The array numFound[startPos][endPos] will hold the number of palindromes contained in the substring with indexes startPos to endPos.

We go over all pairs of indexes (startPos, endPos), starting from short spans and moving to longer ones. For each such pair, there are two options:

  1. The character at str[startPos] is not in the palindrome. In that case, there are numFound[startPos+1][endPos] possible palindromes - a number that we have calculated already.

  2. character at str[startPos] is in the palindrome (at its beginning). We scan through the string to find a matching character to put at the end of the palindrome. For each such character, we use the already-calculated results in numFound to find number of possibilities for the inner palindrome.

EDIT:

  • Clarification: when I say "number of palindromes contained in a string", this includes non-contiguous substrings. For example, the palindrome "aba" is contained in "abca".

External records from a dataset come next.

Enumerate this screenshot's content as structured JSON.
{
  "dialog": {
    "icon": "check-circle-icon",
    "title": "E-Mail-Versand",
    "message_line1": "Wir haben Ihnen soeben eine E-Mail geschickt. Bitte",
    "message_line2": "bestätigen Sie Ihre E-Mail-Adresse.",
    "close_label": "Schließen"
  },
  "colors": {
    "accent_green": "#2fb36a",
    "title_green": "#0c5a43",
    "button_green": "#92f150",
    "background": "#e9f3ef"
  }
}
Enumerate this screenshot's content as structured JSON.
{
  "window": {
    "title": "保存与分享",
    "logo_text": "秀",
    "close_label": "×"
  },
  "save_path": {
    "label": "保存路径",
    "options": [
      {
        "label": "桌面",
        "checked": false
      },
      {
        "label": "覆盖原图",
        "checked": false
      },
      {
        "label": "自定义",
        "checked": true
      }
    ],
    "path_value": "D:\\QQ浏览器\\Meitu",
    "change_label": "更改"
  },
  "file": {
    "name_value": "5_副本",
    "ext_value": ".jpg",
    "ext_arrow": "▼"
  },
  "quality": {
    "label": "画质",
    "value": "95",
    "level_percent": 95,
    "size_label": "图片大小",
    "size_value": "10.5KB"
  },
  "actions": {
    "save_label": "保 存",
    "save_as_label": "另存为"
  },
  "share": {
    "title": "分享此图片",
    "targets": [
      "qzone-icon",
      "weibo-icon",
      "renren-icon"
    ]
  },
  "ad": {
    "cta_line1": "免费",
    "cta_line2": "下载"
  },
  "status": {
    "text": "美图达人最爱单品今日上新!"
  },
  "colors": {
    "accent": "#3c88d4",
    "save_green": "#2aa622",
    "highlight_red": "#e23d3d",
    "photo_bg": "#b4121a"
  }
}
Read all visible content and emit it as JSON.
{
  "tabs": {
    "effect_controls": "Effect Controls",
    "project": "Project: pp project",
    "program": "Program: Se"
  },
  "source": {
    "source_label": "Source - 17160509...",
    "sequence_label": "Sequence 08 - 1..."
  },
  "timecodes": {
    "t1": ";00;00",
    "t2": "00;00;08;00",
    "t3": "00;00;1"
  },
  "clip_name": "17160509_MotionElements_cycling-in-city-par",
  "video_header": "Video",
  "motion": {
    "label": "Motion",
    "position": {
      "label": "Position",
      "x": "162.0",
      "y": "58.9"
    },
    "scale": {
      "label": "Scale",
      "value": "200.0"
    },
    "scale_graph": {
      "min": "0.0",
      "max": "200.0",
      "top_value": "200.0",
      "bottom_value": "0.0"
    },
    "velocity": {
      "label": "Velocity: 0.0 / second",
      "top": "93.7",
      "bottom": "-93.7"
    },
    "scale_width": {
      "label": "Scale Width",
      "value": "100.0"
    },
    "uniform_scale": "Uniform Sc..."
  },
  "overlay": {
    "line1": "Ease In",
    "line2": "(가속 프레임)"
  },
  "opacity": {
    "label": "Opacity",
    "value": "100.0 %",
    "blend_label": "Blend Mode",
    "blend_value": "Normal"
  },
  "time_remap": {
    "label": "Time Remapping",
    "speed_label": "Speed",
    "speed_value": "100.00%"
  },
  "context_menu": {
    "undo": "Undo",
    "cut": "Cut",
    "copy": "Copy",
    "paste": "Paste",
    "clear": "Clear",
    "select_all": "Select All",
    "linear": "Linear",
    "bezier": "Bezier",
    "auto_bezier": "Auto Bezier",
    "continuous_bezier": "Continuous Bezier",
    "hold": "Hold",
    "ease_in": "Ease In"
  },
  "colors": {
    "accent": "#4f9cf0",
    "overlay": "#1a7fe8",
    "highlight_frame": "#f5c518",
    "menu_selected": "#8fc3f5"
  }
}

  • It's possible to reduce memory usage to O(n) by taking advantage of the fact that calculation of numFound[startPos][x] only requires knowledge of numFound[startPos+1][y] for all y. I won't do this here since it complicates the code a bit.

  • Pregenerating lists of indices containing each letter can make the inner loop faster, but it will still be O(n^3) overall.